A Peste
Comentário ao livro “A PESTE” de Albert Camus
Eu, pecador, me confesso! Para mal dos meus pecados, declaro que este é o primeiro livro que li de Albert Camus, apesar de ter na minha biblioteca nada menos do que doze obras deste monstro das letras, vencedor do Prémio Nobel da Literatura em 1957.
Dizem os estudiosos da obra de Camus que leitor que se preze não pode deixar de ler "O Estrangeiro" (1942), "A Peste" (1947) e "A Queda" (1956). Ficam, pois, a faltar-me duas leituras para conhecer o essencial deste escritor franco-argelino.
Como o nome indica, o tema deste livro é uma epidemia que surgiu na cidade de Orão situada na zona oeste na Argélia, junto à costa do Mediterrâneo, já perto de Marrocos, num ano dos inícios da década de 40 do século XX. Tudo terá começado quando um rato a sangrar pela boca vem morrer aos pés do Dr. Bernard Rieux, médico, no corredor do prédio onde este residia, facto que o porteiro desvalorizou.

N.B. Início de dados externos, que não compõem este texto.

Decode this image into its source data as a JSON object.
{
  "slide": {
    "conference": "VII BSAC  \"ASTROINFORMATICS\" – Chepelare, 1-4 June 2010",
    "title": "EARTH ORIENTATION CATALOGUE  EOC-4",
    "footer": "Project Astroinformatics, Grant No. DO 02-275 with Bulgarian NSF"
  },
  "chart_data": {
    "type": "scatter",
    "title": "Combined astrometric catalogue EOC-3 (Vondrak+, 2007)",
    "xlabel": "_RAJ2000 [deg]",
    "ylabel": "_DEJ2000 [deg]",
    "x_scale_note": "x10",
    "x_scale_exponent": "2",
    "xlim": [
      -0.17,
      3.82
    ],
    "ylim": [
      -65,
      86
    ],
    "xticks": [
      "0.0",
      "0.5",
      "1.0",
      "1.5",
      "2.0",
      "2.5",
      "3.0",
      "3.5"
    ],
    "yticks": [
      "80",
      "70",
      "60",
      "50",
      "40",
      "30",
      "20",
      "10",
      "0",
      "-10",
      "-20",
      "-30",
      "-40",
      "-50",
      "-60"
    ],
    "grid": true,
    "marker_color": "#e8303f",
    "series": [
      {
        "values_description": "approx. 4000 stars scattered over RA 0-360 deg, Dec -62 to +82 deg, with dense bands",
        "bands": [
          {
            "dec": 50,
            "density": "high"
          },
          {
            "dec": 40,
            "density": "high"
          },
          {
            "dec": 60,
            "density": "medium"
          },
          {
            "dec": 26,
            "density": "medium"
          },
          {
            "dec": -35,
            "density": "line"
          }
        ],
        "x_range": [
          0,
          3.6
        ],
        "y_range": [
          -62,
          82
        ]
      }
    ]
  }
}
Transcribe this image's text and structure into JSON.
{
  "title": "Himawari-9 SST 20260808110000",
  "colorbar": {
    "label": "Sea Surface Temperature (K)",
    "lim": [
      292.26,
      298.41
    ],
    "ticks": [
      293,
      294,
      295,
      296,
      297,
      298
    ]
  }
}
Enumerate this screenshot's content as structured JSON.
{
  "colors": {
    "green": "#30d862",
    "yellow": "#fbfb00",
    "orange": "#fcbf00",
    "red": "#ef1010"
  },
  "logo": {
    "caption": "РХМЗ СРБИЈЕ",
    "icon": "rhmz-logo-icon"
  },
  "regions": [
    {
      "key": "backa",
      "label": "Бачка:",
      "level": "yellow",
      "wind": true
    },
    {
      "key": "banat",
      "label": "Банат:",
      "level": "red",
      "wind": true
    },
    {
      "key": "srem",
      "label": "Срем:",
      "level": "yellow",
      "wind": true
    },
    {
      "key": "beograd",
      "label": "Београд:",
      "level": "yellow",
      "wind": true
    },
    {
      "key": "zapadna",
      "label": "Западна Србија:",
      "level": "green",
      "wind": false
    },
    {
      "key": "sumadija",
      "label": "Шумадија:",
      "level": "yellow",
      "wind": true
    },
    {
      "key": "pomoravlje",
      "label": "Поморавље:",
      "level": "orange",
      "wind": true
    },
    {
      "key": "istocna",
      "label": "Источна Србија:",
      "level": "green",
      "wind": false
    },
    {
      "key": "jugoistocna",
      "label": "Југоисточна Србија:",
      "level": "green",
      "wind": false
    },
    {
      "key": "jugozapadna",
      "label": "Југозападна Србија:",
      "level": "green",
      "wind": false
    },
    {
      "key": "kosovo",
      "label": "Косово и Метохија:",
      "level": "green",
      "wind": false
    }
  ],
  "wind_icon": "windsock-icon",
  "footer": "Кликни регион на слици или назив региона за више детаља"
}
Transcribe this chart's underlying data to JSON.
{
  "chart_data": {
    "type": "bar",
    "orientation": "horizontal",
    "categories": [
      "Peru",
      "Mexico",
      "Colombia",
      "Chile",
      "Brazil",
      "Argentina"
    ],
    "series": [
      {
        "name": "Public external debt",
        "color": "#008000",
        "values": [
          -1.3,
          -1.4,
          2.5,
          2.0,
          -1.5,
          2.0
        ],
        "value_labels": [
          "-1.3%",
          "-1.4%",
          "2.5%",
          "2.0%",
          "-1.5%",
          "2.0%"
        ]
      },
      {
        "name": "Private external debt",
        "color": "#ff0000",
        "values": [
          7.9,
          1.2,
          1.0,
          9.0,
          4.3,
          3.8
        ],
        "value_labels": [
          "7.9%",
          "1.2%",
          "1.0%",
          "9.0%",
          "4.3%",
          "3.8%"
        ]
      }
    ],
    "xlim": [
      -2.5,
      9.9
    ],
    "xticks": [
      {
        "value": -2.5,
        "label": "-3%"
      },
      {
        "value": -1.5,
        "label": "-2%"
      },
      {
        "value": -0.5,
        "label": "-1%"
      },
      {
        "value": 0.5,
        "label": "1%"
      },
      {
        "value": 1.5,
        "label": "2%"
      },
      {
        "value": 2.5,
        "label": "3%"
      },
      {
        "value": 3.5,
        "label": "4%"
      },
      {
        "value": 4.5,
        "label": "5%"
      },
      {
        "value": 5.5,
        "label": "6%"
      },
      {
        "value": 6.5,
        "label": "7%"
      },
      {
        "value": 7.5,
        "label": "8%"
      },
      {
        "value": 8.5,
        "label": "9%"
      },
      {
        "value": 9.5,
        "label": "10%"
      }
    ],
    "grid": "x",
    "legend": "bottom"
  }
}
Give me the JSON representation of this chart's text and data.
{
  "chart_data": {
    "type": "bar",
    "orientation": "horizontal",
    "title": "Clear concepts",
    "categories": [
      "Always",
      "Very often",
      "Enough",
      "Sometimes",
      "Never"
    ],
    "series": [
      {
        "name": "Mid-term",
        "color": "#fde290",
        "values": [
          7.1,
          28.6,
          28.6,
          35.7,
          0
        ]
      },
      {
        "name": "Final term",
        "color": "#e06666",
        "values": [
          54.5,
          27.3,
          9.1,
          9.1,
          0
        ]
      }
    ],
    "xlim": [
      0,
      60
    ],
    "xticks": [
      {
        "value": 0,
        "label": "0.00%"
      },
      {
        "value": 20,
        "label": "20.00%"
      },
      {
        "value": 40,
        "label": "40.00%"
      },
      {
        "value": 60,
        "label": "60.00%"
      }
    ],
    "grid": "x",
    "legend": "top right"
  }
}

Nem o aparecimento de mais três ratos nas mesmas circunstâncias o convenceram de que algo de estranho se passava. No entanto, começaram a aparecer cada vez mais ratos mortos e nos mais variados locais da cidade. Dois dias depois, os ratos mortos eram às centenas e duas semanas depois eram aos milhares por dia. Mas, tão depressa como começou, a invasão de ratos mortos terminou. O problema é que, simultaneamente, começaram a apareceu pessoas com estranhos inchaços espalhados pelo corpo, febres altas, vómitos e delírios. A princípio raros, brevemente os casos cresceram exponencialmente. Avisadas pela classe médica, as autoridades começaram por desvalorizar a situação, mas rapidamente foram forçadas a reconhecer que se tratava de uma epidemia desconhecida para a qual não havia tratamento e começaram a ser tomadas as medidas adequadas à situação. Estando nós a braços com uma situação semelhante, não é necessário debruçar-me sobre estas medidas: cerca sanitária, encerramento das escolas, proibição de atividades que envolviam grandes ajuntamentos de pessoas, incluindo os funerais, quarentena, criação de hospitais de campanha, etc. Tal como na presente situação, uns aceitaram as ordens, mas outros tentaram resistir, incluindo tentativas de furar o cerco; negócios fecharam e outros nasceram; houve gestos de grande humanidade e outros de grande egoísmo.
Certo é que, depois de ter morrido uma grande parte da população, dez meses depois a epidemia extinguiu-se. Como se festejou o fim do confinamento e a abertura da cidade ao exterior? Mas, mais importante, aprendeu-se alguma coisa? O que mudou nos hábitos das pessoas?
"A Peste" foi a obra de consagração do autor, que o lançou nas esferas da literatura internacional. Na verdade, é um prazer ler este livro, pela forma como a trama está construída, pela caracterização brilhante das personagens e das situações. No final, ficamos na memória com personagens inesquecíveis, como o Dr. Rieux, Tarrou ou Grand. Até outras menos simpáticas, como Paneloux, Cottard ou Rambert foram heróis à sua maneira. Mas será que, passada a aflição, a cidade será capaz de reconhecer os seus heróis?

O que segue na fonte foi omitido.